Die speurtocht wordt prachtig beschreven, en het brandende verlangen naar andere werelden wordt naar mijn smaak meeslepend voelbaar gemaakt. Elke zin van Murnane roept bij mij verwondering en bewondering op, door de poëtische kracht en de filosofische diepgang ervan. Bovendien verwerkt Murnane bovenstaande motieven op geniale wijze in een even originele en veelvormige als ontroerende liefdesgeschiedenis. De naamloze ik- figuur introduceert zichzelf eerst als Hongaar, die met Hongaarse zwaarmoedigheid over de vlakten kijkt en zijn volgeschreven pagina's stuurt naar een vrouwelijke editeur en vertaalster, die hij nooit heeft gezien en die juist daardoor uitgroeit tot een onvatbaar en precies daardoor ultiem verlokkend zinnebeeld. Ook zijn in dit verhaal subtiele verwijzingen vervlochten met mythen waarin jonge meisjes stierven door geweld, en herboren werden als legendes of Heiligen. De onuitgesproken suggestie is dat de vrouwelijke editeur en vertaler tegelijk ook kenmerken van deze mythische herrezen meisjes heeft, en - in de verbeelding van de ik-figuur althans- daardoor nog veelvormiger en zinnebeeldiger wordt. Na zo'n veertig pagina's echter is de ik- figuur ineens gesitueerd in Australië, en mijmert hij - op zeer aanstekelijke wijze- over de magie en vele onzekerheden van zijn lang vervlogen Australische pubertijd. En over de "girl from Bendigo Street", een twaalfjarige jeugdliefde die even naamloos blijft als hijzelf, en - zo droomt hij althans- iemand die "would be like myself in preferring many possible things to any one visible thing". Zijzelf is evenzeer onbepaald en veelvormig: om te beginnen door de associatieve overeenkomsten met de eerder genoemde vrouwelijke vertaler, maar ook en vooral omdat zij het hele boek door in nevelen blijft gehuld. Bovendien verdwijnt zij op vrij raadselachtige wijze uit het leven van de ik- figuur. Daardoor, en doordat de verliefdheid nergens wordt uitgesproken of benoemd, blijft zij een zinnebeeld. Een personificatie van het nooit bereikte. En van het grote onbekende, want haar naam en haar gevoelens blijven voorgoed versluierd. "Inland" groeit dan meer en meer uit tot een brief aan deze verloren liefde, of tot een poging om in fictie deze liefde alsnog te realiseren. Dus om "another world in this world" in te richten die beter is dan de werkelijke wereld, omdat deze liefde daarin wel vorm krijgt.
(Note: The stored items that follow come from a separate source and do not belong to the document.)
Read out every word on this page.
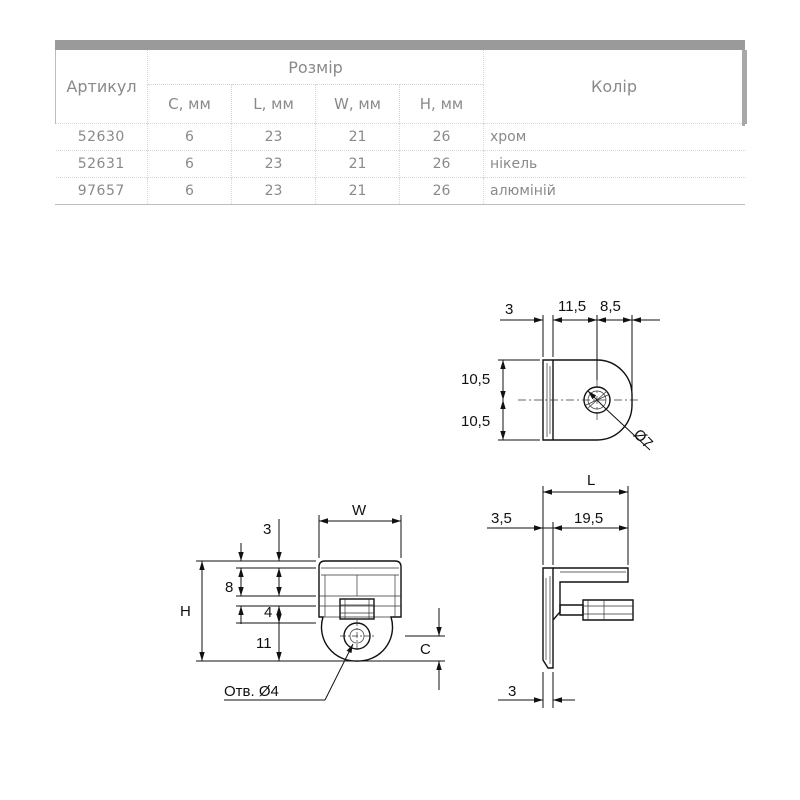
Артикул	Розмір				Колір
	C, мм	L, мм	W, мм	H, мм	

52630	6	23	21	26	хром
52631	6	23	21	26	нікель
97657	6	23	21	26	алюміній
3	11,5 8,5
10,5
10,5
Ø7
L
3,5	19,5
3
W
H
8
3
4
11	C
Отв. Ø4
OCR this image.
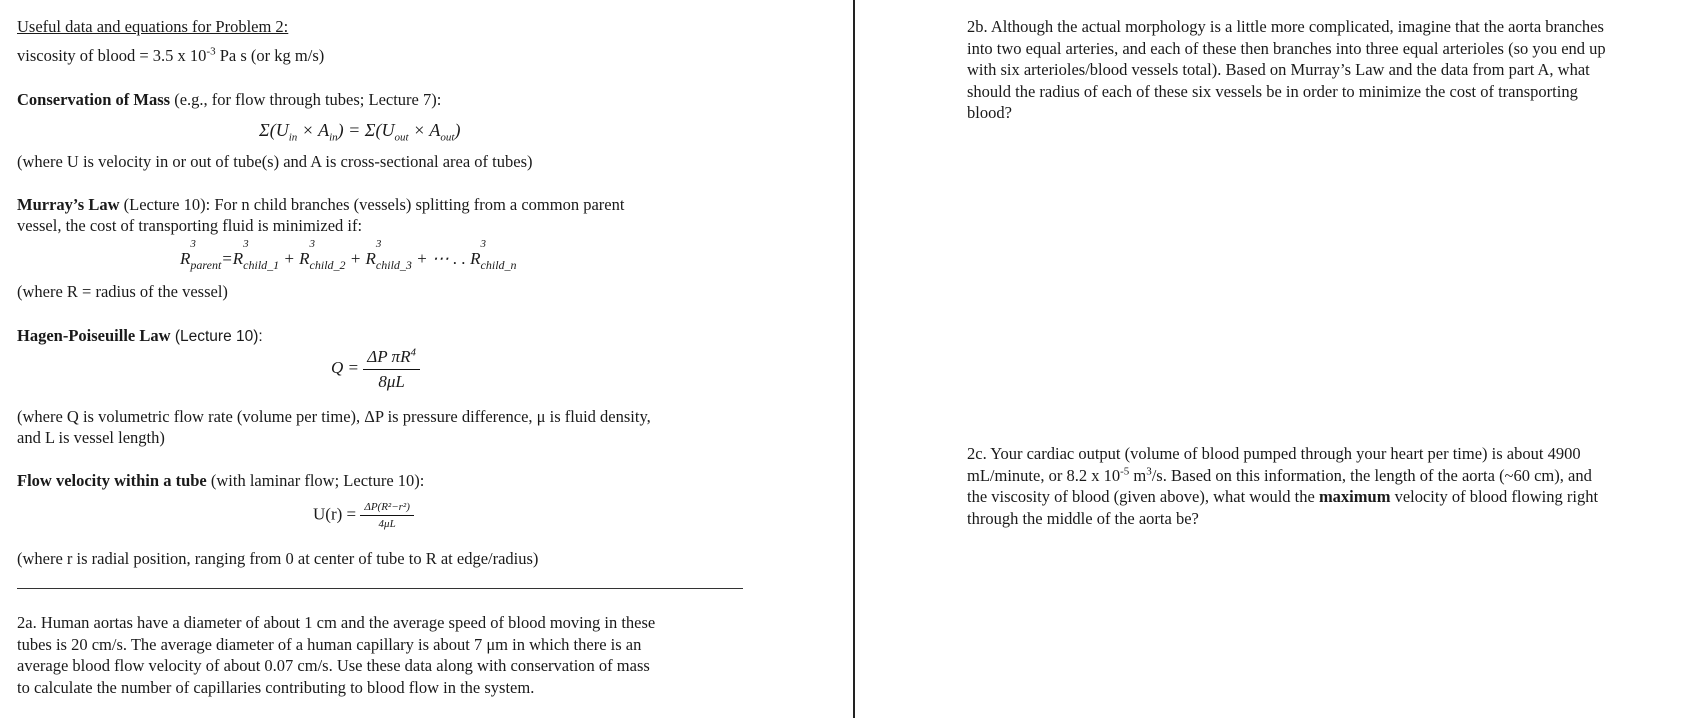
Useful data and equations for Problem 2:
viscosity of blood = 3.5 x $10^{-3}$ Pa s (or kg m/s)
Conservation of Mass (e.g., for flow through tubes; Lecture 7):
$\Sigma(U_{in} \times A_{in}) = \Sigma(U_{out} \times A_{out})$
(where U is velocity in or out of tube(s) and A is cross-sectional area of tubes)
Murray’s Law (Lecture 10): For n child branches (vessels) splitting from a common parent
vessel, the cost of transporting fluid is minimized if:
R
3
$_{parent}$=R
3
$_{child\_1}$ + R
3
$_{child\_2}$ + R
3
$_{child\_3}$ + ⋯ . . R
3
$_{child\_n}$
(where R = radius of the vessel)
Hagen-Poiseuille Law (Lecture 10):
$Q = \frac{\Delta P \pi R^4}{8\mu L}$
(where Q is volumetric flow rate (volume per time), ΔP is pressure difference, μ is fluid density,
and L is vessel length)
Flow velocity within a tube (with laminar flow; Lecture 10):
$U(r) = \frac{\text{ΔP(R²−r²)}}{4\mu L}$
(where r is radial position, ranging from 0 at center of tube to R at edge/radius)
2a. Human aortas have a diameter of about 1 cm and the average speed of blood moving in these
tubes is 20 cm/s. The average diameter of a human capillary is about 7 μm in which there is an
average blood flow velocity of about 0.07 cm/s. Use these data along with conservation of mass
to calculate the number of capillaries contributing to blood flow in the system.
2b. Although the actual morphology is a little more complicated, imagine that the aorta branches
into two equal arteries, and each of these then branches into three equal arterioles (so you end up
with six arterioles/blood vessels total). Based on Murray’s Law and the data from part A, what
should the radius of each of these six vessels be in order to minimize the cost of transporting
blood?
2c. Your cardiac output (volume of blood pumped through your heart per time) is about 4900
mL/minute, or 8.2 x $10^{-5}$ $m^3/s$. Based on this information, the length of the aorta (~60 cm), and
the viscosity of blood (given above), what would the maximum velocity of blood flowing right
through the middle of the aorta be?
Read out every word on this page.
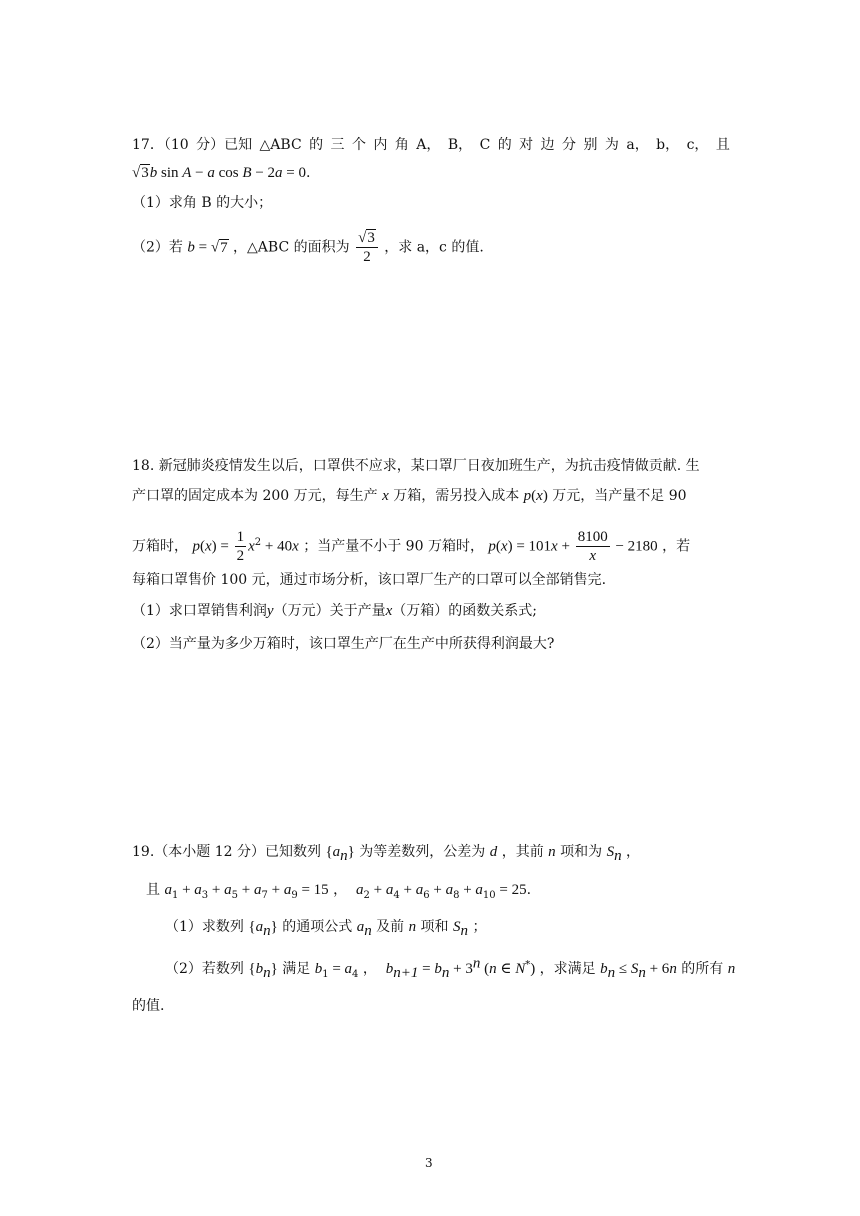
17．（10 分）已知 △ABC 的 三 个 内 角 A， B， C 的 对 边 分 别 为 a， b， c， 且
√3b sin A − a cos B − 2a = 0.
（1）求角 B 的大小；
（2）若 b = √7 ，△ABC 的面积为 $\frac{√3}{2}$ ，求 a，c 的值.
18. 新冠肺炎疫情发生以后，口罩供不应求，某口罩厂日夜加班生产，为抗击疫情做贡献. 生
产口罩的固定成本为 200 万元，每生产 x 万箱，需另投入成本 p(x) 万元，当产量不足 90
万箱时， $p(x) = \frac{1}{2} x^2 + 40x$ ；当产量不小于 90 万箱时， $p(x) = 101x + \frac{8100}{x} - 2180$ ，若
每箱口罩售价 100 元，通过市场分析，该口罩厂生产的口罩可以全部销售完.
（1）求口罩销售利润y（万元）关于产量x（万箱）的函数关系式;
（2）当产量为多少万箱时，该口罩生产厂在生产中所获得利润最大?
19.（本小题 12 分）已知数列 $\{a_n\}$ 为等差数列，公差为 d ，其前 n 项和为 $S_n$ ，
且 $a_1 + a_3 + a_5 + a_7 + a_9 = 15$ ， $a_2 + a_4 + a_6 + a_8 + a_{10} = 25$.
（1）求数列 $\{a_n\}$ 的通项公式 $a_n$ 及前 n 项和 $S_n$ ；
（2）若数列 $\{b_n\}$ 满足 $b_1 = a_4$ ， $b_{n+1} = b_n + 3^n$ (n ∈ N*) ，求满足 $b_n \le S_n + 6n$ 的所有 n
的值.
3
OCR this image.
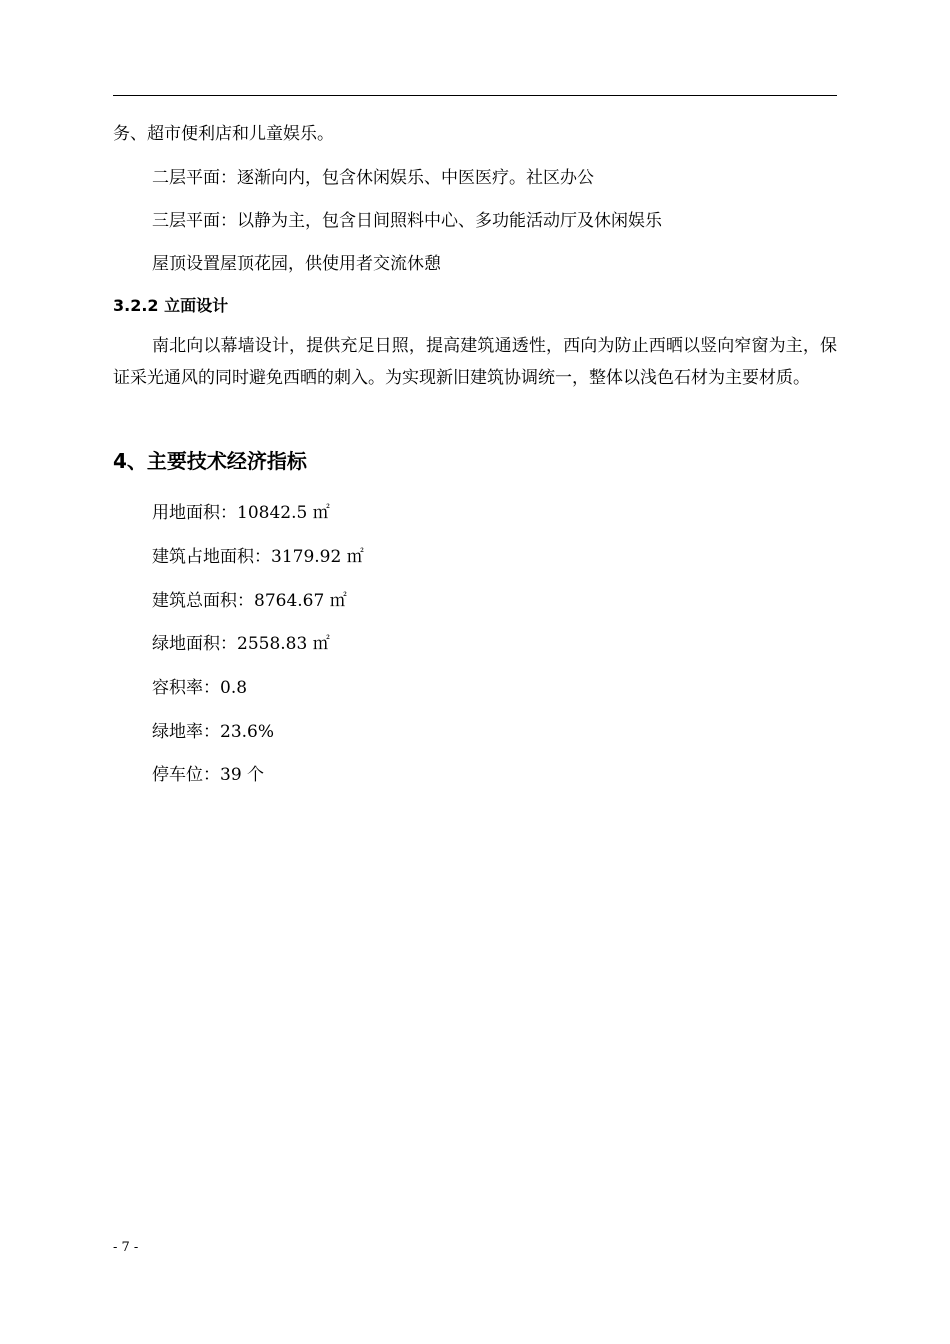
务、超市便利店和儿童娱乐。
二层平面：逐渐向内，包含休闲娱乐、中医医疗。社区办公
三层平面：以静为主，包含日间照料中心、多功能活动厅及休闲娱乐
屋顶设置屋顶花园，供使用者交流休憩
3.2.2 立面设计
南北向以幕墙设计，提供充足日照，提高建筑通透性，西向为防止西晒以竖向窄窗为主，保证采光通风的同时避免西晒的刺入。为实现新旧建筑协调统一，整体以浅色石材为主要材质。
4、主要技术经济指标
用地面积：10842.5 ㎡
建筑占地面积：3179.92 ㎡
建筑总面积：8764.67 ㎡
绿地面积：2558.83 ㎡
容积率：0.8
绿地率：23.6%
停车位：39 个
- 7 -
Maar die alternatieve fictionele wereld is dan wel een radicaal open wereld. Nergens wordt dus een concrete verzonnen ontmoeting beschreven: het blijft bij verwijzingen naar de fictionele werelden van Proust die zijn hele leven als in een kathedraal nieuwe vorm gaf, naar de na hun dood als spook herenigde geliefden uit "Wuthering Heights", en naar de verrijzenis van Christus. We krijgen dus meerdere tantaliserende beelden van mogelijke wederopstandingen in andere werkelijkheden, maar niet een concrete andere werkelijkheid waarin de ik- figuur en zijn "girl from Bendigo Street" verenigd herrijzen. De vereniging met haar blijft dus een pure meerduidige mogelijkheid, ook in de pagina's die de ik- figuur schrijft. Of zelfs een onmogelijkheid: "Today I am dead but the young woman remains alive in order to go on reading what I could never write". Maar precies die onmogelijkheid bewaart haar als zinnebeeld, als Ideaal, als niet door de werkelijkheid aangetaste Droom. "Inland" beschrijft de ongerealiseerde jeugdliefde van de ik- figuur en zijn "girl from Bendigo Street" heel aanstekelijk, zo aanstekelijk dat ik als lezer hoopte op een conventioneel happy end waarin ze elkaar alsnog zouden krijgen. Maar uiteindelijk groeit ze uit tot dragend element van "another world in this world" die ongrijpbaar open is en moet blijven, en die juist daardoor voor de ik- figuur zo ongelofelijk verlokkend is. En dat vind ik nog veel mooier dan het conventionele slot waarop ik zat te hopen. Vooral misschien omdat Murnane dat verlangen naar de totaal open en van de realiteit onthechte werelden van fictie zo meeslepend oproept met zijn vele beschrijvingen van eindeloze vlakten, van de dingen die vele dingen tegelijk zijn, van ogen als ramen en als spiegels, van pagina's als drijvende wolken, van de ongrijpbare patronen (en de onderkanten daarvan) binnen en buiten ons hoofd.......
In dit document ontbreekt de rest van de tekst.